La riposte ne s’est pas fait attendre : le 12 février 2021, Pékin a interdit la chaîne de télévision World News de la BBC, affirmant que certains de ses reportages sur la Chine enfreignaient les principes de véracité et d'impartialité journalistiques. Les autorités ont accusé ouvertement la BBC de « désinformation », après la diffusion d’un documentaire sur les origines du Covid-19 et de témoignages de femmes ouïgoures et kazakhes victimes de viols dans les camps d’internement chinois


L’interdiction de la BBC World News en Chine n’a en réalité qu’un impact très limité : derrière la « Grande Muraille numérique » érigée par Pékin, le citoyen chinois n’a pas plus accès à la BBC qu’à d’autres médias occidentaux. BBC World News n’était visible que dans les hôtels internationaux et des résidences destinées aux étrangers. Malgré cette diffusion déjà très restreinte, Pékin censurait encore certaines émissions.


Le Global Times, soumis au Parti comme tous les médias chinois, révélait d’ailleurs, le 17 février, une preuve supplémentaire du manque d’objectivité de la BBC, images à l’appui : des internautes avaient comparé la version anglaise et la version chinoise d’un reportage sur la ville de Wuhan mis en ligne sur YouTube en décembre 2020, et auraient découvert que la BBC avait ajouté un filtre gris dans la version anglaise, pour présenter délibérément une Chine terne, sans couleurs ! Perfide Albion !

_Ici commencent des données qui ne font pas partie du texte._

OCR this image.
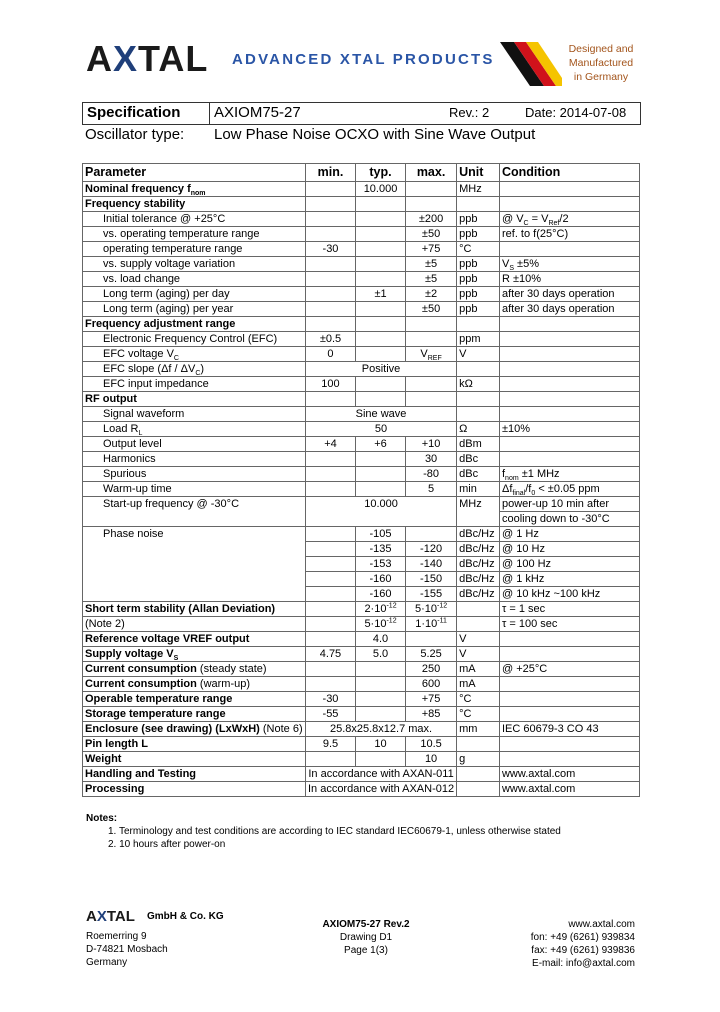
AXTAL ADVANCED XTAL PRODUCTS
Designed and
Manufactured
in Germany
Specification AXIOM75-27	Rev.: 2	Date: 2014-07-08
Oscillator type: Low Phase Noise OCXO with Sine Wave Output
Parameter	min.	typ.	max.	Unit	Condition
Nominal frequency $f_{nom}$		10.000		MHz	
Frequency stability					
Initial tolerance @ +25°C			±200	ppb	@ $V_C = V_{Ref}/2$
vs. operating temperature range			±50	ppb	ref. to f(25°C)
operating temperature range	-30		+75	°C	
vs. supply voltage variation			±5	ppb	$V_S \pm 5\%$
vs. load change			±5	ppb	R ±10%
Long term (aging) per day		±1	±2	ppb	after 30 days operation
Long term (aging) per year			±50	ppb	after 30 days operation
Frequency adjustment range					
Electronic Frequency Control (EFC)	±0.5			ppm	
EFC voltage $V_C$	0		$V_{REF}$	V	
EFC slope $(\Delta f / \Delta V_C)$	Positive				
EFC input impedance	100			kΩ	
RF output					
Signal waveform	Sine wave				
Load $R_L$	50			Ω	±10%
Output level	+4	+6	+10	dBm	
Harmonics			30	dBc	
Spurious			-80	dBc	$f_{nom} \pm 1$ MHz
Warm-up time			5	min	$\Delta f_{final}/f_0 < \pm 0.05$ ppm
Start-up frequency @ -30°C	10.000			MHz	power-up 10 min after
					cooling down to -30°C
Phase noise		-105		dBc/Hz	@ 1 Hz
		-135	-120	dBc/Hz	@ 10 Hz
		-153	-140	dBc/Hz	@ 100 Hz
		-160	-150	dBc/Hz	@ 1 kHz
		-160	-155	dBc/Hz	@ 10 kHz ~100 kHz
Short term stability (Allan Deviation)		$2\cdot 10^{-12}$	$5\cdot 10^{-12}$		τ = 1 sec
(Note 2)		$5\cdot 10^{-12}$	$1\cdot 10^{-11}$		τ = 100 sec
Reference voltage VREF output		4.0		V	
Supply voltage $V_S$	4.75	5.0	5.25	V	
Current consumption (steady state)			250	mA	@ +25°C
Current consumption (warm-up)			600	mA	
Operable temperature range	-30		+75	°C	
Storage temperature range	-55		+85	°C	
Enclosure (see drawing) (LxWxH) (Note 6)	25.8x25.8x12.7 max.			mm	IEC 60679-3 CO 43
Pin length L	9.5	10	10.5		
Weight			10	g	
Handling and Testing	In accordance with AXAN-011				www.axtal.com
Processing	In accordance with AXAN-012				www.axtal.com
Notes:
1. Terminology and test conditions are according to IEC standard IEC60679-1, unless otherwise stated
2. 10 hours after power-on
AXTAL GmbH & Co. KG
Roemerring 9
D-74821 Mosbach
Germany
AXIOM75-27 Rev.2
Drawing D1
Page 1(3)
www.axtal.com
fon: +49 (6261) 939834
fax: +49 (6261) 939836
E-mail: info@axtal.com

Le régulateur britannique avait déjà épinglé la CGTN en juillet dernier. En effet, dans la droite ligne des autocritiques maoïstes, Pékin extorque des aveux, les met en scène, les filme, pour ensuite les diffuser à la télévision. Un traitement infligé couramment à ses propres citoyens indociles, mais aussi à des ressortissants étrangers, dont le Britannique Peter Humphrey. Cet ancien journaliste travaillait en Chine pour le compte d’une société pharmaceutique. Arrêté en août 2013, puis accusé en juillet 2014 de violation des lois chinoises sur la vie privée, il a été condamné à deux ans et demi de prison. En juin 2015, il a bénéficié d’une libération anticipée pour raisons de santé.

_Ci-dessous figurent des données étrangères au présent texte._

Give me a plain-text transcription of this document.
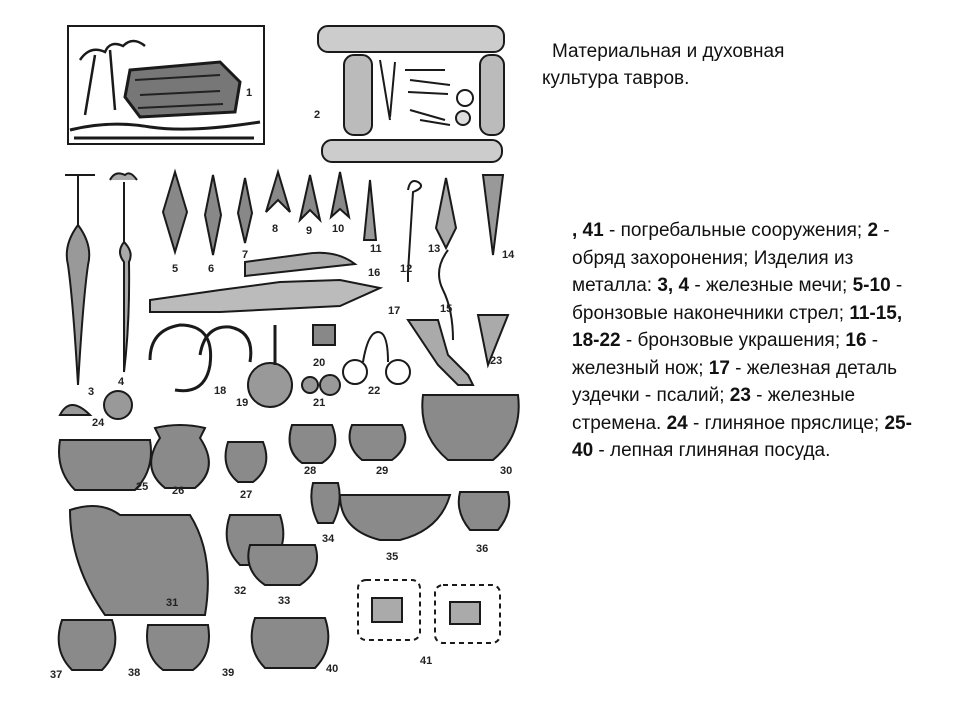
1
2
3
4
5	6
7
8	9 10
11
12
13	14
15
16
17
18
19
20
21
22
23
24
25 26	27
28	29	30
31
32
33
34
35
36
37	38	39	40
41
Материальная и духовная
культура тавров.
, 41 - погребальные сооружения; 2 - обряд захоронения; Изделия из металла: 3, 4 - железные мечи; 5-10 - бронзовые наконечники стрел; 11-15, 18-22 - бронзовые украшения; 16 - железный нож; 17 - железная деталь уздечки - псалий; 23 - железные стремена. 24 - глиняное пряслице; 25-40 - лепная глиняная посуда.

Avant même la tenue de son procès, on a exigé de lui des aveux qui ont été filmés alors qu’il était « assis, enfermé dans une cage, des menottes aux poignets, attaché à une chaise en métal », comme l’a raconté par la suite l’intéressé en personne. Ces confessions forcées ont été diffusées au Royaume-Uni par la CGTN qui s’appelait alors encore CCTV News, en août 2013 et en juillet 2014. Peter Humphrey a porté plainte contre la CGTN auprès de l’Ofcom le 23 novembre 2018. Le régulateur britannique des médias a déclaré début février 2021qu’il annoncerait sous peu des sanctions contre la CGTN pour les confessions forcées de Peter Humphrey et de plusieurs autres personnes.

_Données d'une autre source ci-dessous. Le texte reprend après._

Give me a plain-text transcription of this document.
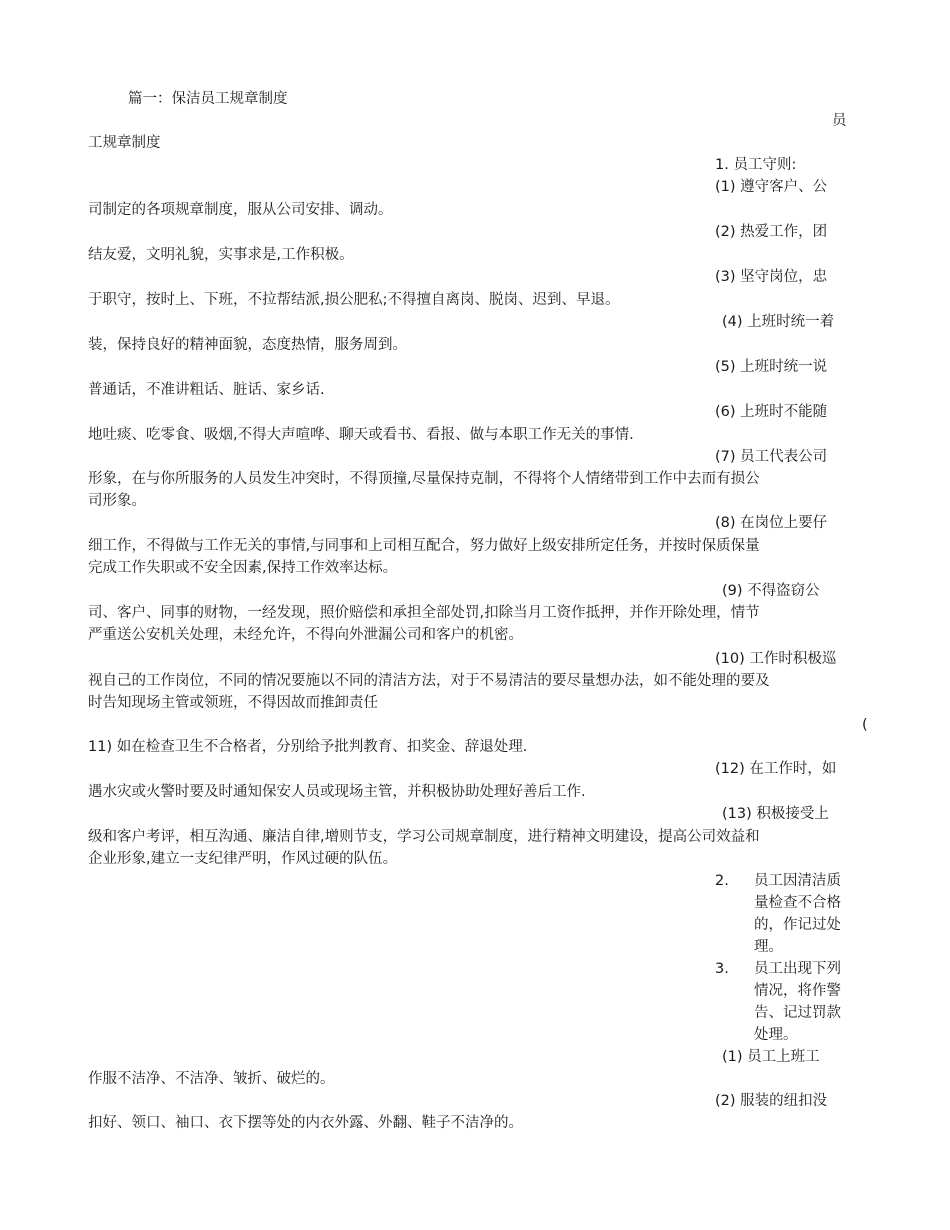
篇一：保洁员工规章制度
员
工规章制度
1. 员工守则:
(1) 遵守客户、公
司制定的各项规章制度，服从公司安排、调动。
(2) 热爱工作，团
结友爱，文明礼貌，实事求是,工作积极。
(3) 坚守岗位，忠
于职守，按时上、下班，不拉帮结派,损公肥私;不得擅自离岗、脱岗、迟到、早退。
(4) 上班时统一着
装，保持良好的精神面貌，态度热情，服务周到。
(5) 上班时统一说
普通话，不准讲粗话、脏话、家乡话.
(6) 上班时不能随
地吐痰、吃零食、吸烟,不得大声喧哗、聊天或看书、看报、做与本职工作无关的事情.
(7) 员工代表公司
形象，在与你所服务的人员发生冲突时，不得顶撞,尽量保持克制，不得将个人情绪带到工作中去而有损公
司形象。
(8) 在岗位上要仔
细工作，不得做与工作无关的事情,与同事和上司相互配合，努力做好上级安排所定任务，并按时保质保量
完成工作失职或不安全因素,保持工作效率达标。
(9) 不得盗窃公
司、客户、同事的财物，一经发现，照价赔偿和承担全部处罚,扣除当月工资作抵押，并作开除处理，情节
严重送公安机关处理，未经允许，不得向外泄漏公司和客户的机密。
(10) 工作时积极巡
视自己的工作岗位，不同的情况要施以不同的清洁方法，对于不易清洁的要尽量想办法，如不能处理的要及
时告知现场主管或领班，不得因故而推卸责任
(
11) 如在检查卫生不合格者，分别给予批判教育、扣奖金、辞退处理.
(12) 在工作时，如
遇水灾或火警时要及时通知保安人员或现场主管，并积极协助处理好善后工作.
(13) 积极接受上
级和客户考评，相互沟通、廉洁自律,增则节支，学习公司规章制度，进行精神文明建设，提高公司效益和
企业形象,建立一支纪律严明，作风过硬的队伍。
2. 员工因清洁质
量检查不合格
的，作记过处
理。
3. 员工出现下列
情况，将作警
告、记过罚款
处理。
(1) 员工上班工
作服不洁净、不洁净、皱折、破烂的。
(2) 服装的纽扣没
扣好、领口、袖口、衣下摆等处的内衣外露、外翻、鞋子不洁净的。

De toute façon, la CGTN pourra toujours diffuser sur Internet, et maintenir des reporters et un siège en Europe, même si elle ne trouve pas de pays européen l’autorisant à émettre à partir de son territoire, alors pourquoi le CSA français s’est-il précipité au secours de l’un des plus redoutables outils de désinformation de la planète, alors même que les rares journalistes occidentaux encore autorisés en Chine connaissent des conditions de travail de plus en plus difficiles, d’après un rapport du Foreign Correspondents’ Club of China (FCCC) publié le 1er mars 2021.


Avons-nous vraiment besoin d’être informés davantage par Pékin, pour qui les Ouighours « vivent heureux, en paix, et en sécurité » au Xinjiang, comme l’a affirmé sans sourciller l’ambassadeur de Chine Lu Shaye sur France 2 ? Alors même que les preuves des exactions à l’encontre des Ouighours s’accumulent, au point que les Etats-Unis, le Canada, les Pays-Bas les qualifient désormais de « génocide » ?

Avons-nous vraiment besoin de voir sur nos écrans des personnes présumées innocentes, filmées en plan serré car menottées, réciter devant une caméra des confessions extorquées par la police chinoise ?

La France doit-elle vraiment collaborer avec Pékin pour l’aider à endormir les dernières consciences de l’Europe ?

Certainement pas.

Le CSA ne doit pas autoriser la CGTN à émettre à partir de la France.